Tiga
Macam Type Guru (Pendidik) Dalam Mengajar dan Mendidik di Sekolah
Oleh
Abdul Malik, M.Ag., M.Pd
Pendidikan adalah selalu diidentikan
dengan pendidik atau dengan istilah populer adalah guru. Sejarah dan peradaban
manusia telah membuktikan bahwa guru telah mengambil peran yang besar dalam
mentransformasi dan membangun ilmu dan pengetahuan sampai saat ini. Apalagi
bagi bangsa yang belum memiliki budaya belajar mandiri dan memiliki
ketergantungan yang tinggi terhadap sosok seorang guru, maka peran gurupun
menjadi segala-galanya dalam memajukan pendidikan manusia. Tidak ada guru maka
tidak ada belajar, tidak ada guru maka tidak tidak ada generasi terdidik, dan
bahkan tidak ada guru maka tidak ada peradaban itu sendiri. Gedung sekolah atau
Perguruan Tinggi yang megah, kurikulum berkualitas, media belajarnya canggih, dan
peserta didik yang berpotensi semuanya akan menjadi tidak bermakna jika tidak
didampingi oleh guru-guru yang cerdas, kreatif, dan berakhlak mulia. Itulah
sebabnya kenapa pemerintah Indonesia menjadikan guru sebagai salah satu standar
nasional pendidikan yakni standar pendidik dan kependidikan dari delapan
standar nasional pendidikan yang ada. Bangsa manapun menempatkan guru sebagi
kunci dari kemajuan suatu bangsa itu sendiri. Bangsa Jepang misalnya, selain
memberikan penghargaan yang tinggi terhadap guru juga memberikan otoritas yang
luas terhadap peran, wewenang dan tanggung jawab seorang guru di dalam
pendidikan dan pengajaran. Di negara Jepang seorang guru berhak memarahi dan
menegur orang tua siswa (wali murid) apabila wali murid tersebut dianggap tidak
mampu mendidik anaknya di rumah. Peran dan tanggung jawab guru tersebut tentu memiliki
dasar hukum dan perangkat yang telah diatur oleh negara secara jelas dan
mengikat. Oleh sebab itu, dengan perangkat hukum yang jelas dan memihak pada
otoritas guru tersebut, maka secara langsung memberikan “ruang kebebasan” bagi
guru untuk memaksimalkan tanggung jawab dan peranannya dalam pendidikan dan
pengajaran.
Walaupun Indonesia belum mampu “memperlakukan”

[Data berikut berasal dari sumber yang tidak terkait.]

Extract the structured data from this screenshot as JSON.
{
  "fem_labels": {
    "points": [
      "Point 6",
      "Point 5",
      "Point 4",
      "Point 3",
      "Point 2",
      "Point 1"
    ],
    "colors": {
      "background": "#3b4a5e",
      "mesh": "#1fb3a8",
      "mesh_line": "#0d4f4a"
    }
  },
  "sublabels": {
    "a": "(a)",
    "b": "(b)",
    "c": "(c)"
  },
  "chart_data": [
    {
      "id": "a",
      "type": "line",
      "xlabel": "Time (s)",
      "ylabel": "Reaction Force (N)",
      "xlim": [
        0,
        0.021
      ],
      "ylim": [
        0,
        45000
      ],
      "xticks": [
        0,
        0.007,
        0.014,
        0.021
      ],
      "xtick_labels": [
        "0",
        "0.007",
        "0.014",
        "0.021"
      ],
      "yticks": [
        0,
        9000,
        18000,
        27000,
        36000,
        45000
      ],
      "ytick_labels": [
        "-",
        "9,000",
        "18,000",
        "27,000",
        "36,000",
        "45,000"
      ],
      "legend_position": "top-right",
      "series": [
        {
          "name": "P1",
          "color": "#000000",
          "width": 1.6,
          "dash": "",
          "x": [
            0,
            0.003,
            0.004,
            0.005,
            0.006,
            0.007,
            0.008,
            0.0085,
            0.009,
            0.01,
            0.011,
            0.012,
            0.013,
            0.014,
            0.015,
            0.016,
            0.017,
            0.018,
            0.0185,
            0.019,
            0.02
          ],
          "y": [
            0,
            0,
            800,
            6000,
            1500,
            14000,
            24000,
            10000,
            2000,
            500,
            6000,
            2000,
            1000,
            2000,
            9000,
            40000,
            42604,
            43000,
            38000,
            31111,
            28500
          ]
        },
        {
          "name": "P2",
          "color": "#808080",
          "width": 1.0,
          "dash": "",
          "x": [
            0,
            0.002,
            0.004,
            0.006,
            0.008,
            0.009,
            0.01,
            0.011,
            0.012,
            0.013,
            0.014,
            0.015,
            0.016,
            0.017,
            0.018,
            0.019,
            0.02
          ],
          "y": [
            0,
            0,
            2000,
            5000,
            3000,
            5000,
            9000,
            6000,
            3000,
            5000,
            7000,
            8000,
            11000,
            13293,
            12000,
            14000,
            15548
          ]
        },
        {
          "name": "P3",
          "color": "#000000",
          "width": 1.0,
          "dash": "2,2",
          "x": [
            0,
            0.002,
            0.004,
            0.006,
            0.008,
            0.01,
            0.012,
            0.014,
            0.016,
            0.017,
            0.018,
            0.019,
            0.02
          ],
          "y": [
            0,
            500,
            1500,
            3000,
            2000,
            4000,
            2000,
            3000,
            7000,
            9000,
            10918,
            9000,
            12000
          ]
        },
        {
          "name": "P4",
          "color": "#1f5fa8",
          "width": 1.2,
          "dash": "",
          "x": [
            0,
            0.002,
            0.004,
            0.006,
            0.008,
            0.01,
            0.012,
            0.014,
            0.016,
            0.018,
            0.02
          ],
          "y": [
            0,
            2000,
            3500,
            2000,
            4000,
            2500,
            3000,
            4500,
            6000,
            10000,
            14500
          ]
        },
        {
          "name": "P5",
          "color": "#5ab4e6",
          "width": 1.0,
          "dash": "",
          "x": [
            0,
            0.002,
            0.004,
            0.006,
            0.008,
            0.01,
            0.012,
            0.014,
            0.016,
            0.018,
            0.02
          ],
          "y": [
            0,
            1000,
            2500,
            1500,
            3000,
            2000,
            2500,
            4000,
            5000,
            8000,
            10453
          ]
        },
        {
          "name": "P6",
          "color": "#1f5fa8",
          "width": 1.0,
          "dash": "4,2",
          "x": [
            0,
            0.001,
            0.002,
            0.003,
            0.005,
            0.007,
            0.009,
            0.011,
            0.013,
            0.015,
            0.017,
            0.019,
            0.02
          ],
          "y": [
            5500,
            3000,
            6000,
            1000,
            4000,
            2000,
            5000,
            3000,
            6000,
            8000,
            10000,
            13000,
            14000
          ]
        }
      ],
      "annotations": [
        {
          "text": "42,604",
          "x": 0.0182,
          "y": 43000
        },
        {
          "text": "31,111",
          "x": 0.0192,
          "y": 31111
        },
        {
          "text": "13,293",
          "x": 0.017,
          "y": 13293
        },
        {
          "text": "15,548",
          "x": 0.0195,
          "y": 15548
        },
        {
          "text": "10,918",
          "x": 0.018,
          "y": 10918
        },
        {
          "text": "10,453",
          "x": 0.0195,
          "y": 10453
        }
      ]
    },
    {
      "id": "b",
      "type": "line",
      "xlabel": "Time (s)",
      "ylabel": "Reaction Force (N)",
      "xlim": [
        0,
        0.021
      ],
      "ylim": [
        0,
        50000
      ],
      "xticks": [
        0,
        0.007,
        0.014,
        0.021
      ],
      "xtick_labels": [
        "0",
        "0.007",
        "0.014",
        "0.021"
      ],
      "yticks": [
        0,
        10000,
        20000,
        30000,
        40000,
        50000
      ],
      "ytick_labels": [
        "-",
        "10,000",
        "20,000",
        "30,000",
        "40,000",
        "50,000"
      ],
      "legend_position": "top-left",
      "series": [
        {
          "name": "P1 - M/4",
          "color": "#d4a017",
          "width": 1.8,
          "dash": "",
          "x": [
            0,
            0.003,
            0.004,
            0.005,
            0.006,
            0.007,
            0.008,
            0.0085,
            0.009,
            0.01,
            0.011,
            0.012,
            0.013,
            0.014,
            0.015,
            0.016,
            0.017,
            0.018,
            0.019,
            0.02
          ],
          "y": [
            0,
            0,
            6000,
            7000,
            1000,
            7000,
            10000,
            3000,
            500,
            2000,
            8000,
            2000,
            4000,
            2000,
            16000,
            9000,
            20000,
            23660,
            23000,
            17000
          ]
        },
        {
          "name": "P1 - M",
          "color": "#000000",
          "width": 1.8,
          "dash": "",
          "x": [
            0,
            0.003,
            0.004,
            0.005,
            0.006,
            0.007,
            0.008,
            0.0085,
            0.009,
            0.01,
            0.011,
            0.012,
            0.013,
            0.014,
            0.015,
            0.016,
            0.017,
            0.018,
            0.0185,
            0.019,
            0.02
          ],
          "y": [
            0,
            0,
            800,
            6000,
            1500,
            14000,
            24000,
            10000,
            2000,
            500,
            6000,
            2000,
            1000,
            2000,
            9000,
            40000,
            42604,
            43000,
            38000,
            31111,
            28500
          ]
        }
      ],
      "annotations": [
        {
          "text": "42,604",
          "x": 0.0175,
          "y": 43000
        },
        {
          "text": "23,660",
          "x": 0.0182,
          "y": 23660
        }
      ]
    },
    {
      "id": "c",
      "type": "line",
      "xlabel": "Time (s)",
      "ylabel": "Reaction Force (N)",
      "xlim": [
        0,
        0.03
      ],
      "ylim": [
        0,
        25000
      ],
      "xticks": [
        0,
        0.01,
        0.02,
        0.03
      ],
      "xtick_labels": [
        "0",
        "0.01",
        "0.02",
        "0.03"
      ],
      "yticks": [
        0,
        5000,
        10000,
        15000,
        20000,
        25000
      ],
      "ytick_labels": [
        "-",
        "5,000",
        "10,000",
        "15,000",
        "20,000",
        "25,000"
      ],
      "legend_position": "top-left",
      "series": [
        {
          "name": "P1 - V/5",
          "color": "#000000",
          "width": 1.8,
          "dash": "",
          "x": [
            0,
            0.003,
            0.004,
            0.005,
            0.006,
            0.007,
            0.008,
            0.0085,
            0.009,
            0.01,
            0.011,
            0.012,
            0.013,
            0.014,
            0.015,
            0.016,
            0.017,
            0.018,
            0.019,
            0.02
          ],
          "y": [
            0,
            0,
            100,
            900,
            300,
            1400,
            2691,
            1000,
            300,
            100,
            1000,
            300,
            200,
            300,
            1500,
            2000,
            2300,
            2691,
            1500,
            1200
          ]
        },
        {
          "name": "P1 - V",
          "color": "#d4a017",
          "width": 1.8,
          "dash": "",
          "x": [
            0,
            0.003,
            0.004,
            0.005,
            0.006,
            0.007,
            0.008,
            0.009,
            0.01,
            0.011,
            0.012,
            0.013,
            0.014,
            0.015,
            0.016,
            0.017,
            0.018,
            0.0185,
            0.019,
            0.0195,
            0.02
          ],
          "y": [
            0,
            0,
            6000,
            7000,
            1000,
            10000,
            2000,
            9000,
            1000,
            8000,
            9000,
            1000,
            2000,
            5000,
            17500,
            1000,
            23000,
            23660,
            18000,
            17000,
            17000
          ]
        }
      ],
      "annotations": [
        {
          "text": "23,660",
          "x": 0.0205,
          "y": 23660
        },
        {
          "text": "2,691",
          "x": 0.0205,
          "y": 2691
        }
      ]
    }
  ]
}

guru seperti di Jepang, akan tetapi bangsa Indonesia semakin menyadari akan
peran strategis guru dalam membangun bangsa dan negara yang bermartabat sekaligus
beradab. Oleh sebab itu, sekarang ini
pemeritah sudah mulai memberikan perhatian yang besar pada guru. Perhatian
pemerintah ini setidaknya dapat dilihat dari kebijakan-kebijakan pemerintah
yang lebih menghargai, mensejahterakan, dan mengembangkan kualitas guru akhir-akhir
ini dibandingkan dengan orde-orde sebelumnya. Diantaranya adalah lahirnya undang-undang
guru dan dosen no 14 tahun 2005. Begitupula kebijakan-kebijakan pemerintah di
bawah Undang-undang atau setingkat peraturan menteri yang mendukung kepentingan
profesi guru dan dosen saat sekarang. Pertanyaan yang paling mendasar terkait
dengan hal ini adalah kenapa keberadaan dan peran guru yang sangat fital
tersebut belum terasa ada hasil dan dampaknya yang signifikan pada pendidikan
sekarang ini? Terutama kualitas pendidikan dan IPM(Indek Prestasi Manusia) di
beberapa provensi tertinggal seperti NTB dan NTT misalnya. Rendahnya mutu SDM
atau Indeks Prestasi Manusia provensi NTB pada skala nasional hari ini,
merupakan salah satu indikator belum terasa dan berdampaknya peran guru sebagai
lokomotif utama dalam pembangunan manusia dan peradaban dewasa ini. Walaupun
pembangunan IPM tersebut bukanlah tanggung jawab guru semata, akan tetapi guru tetap
mengambil peran yang strategis dalam mempengaruhi tinggi rendahnya kualitas suatu
pendidikan secara keseluruhan. Oleh sebab itu, tidak ada jalan yang lain bagi
pemerintah atau siapapun yang ingin mengembangkan mutu manusia atau IPM kecuali
dengan meningkatkan mutu para pendidik atau guru.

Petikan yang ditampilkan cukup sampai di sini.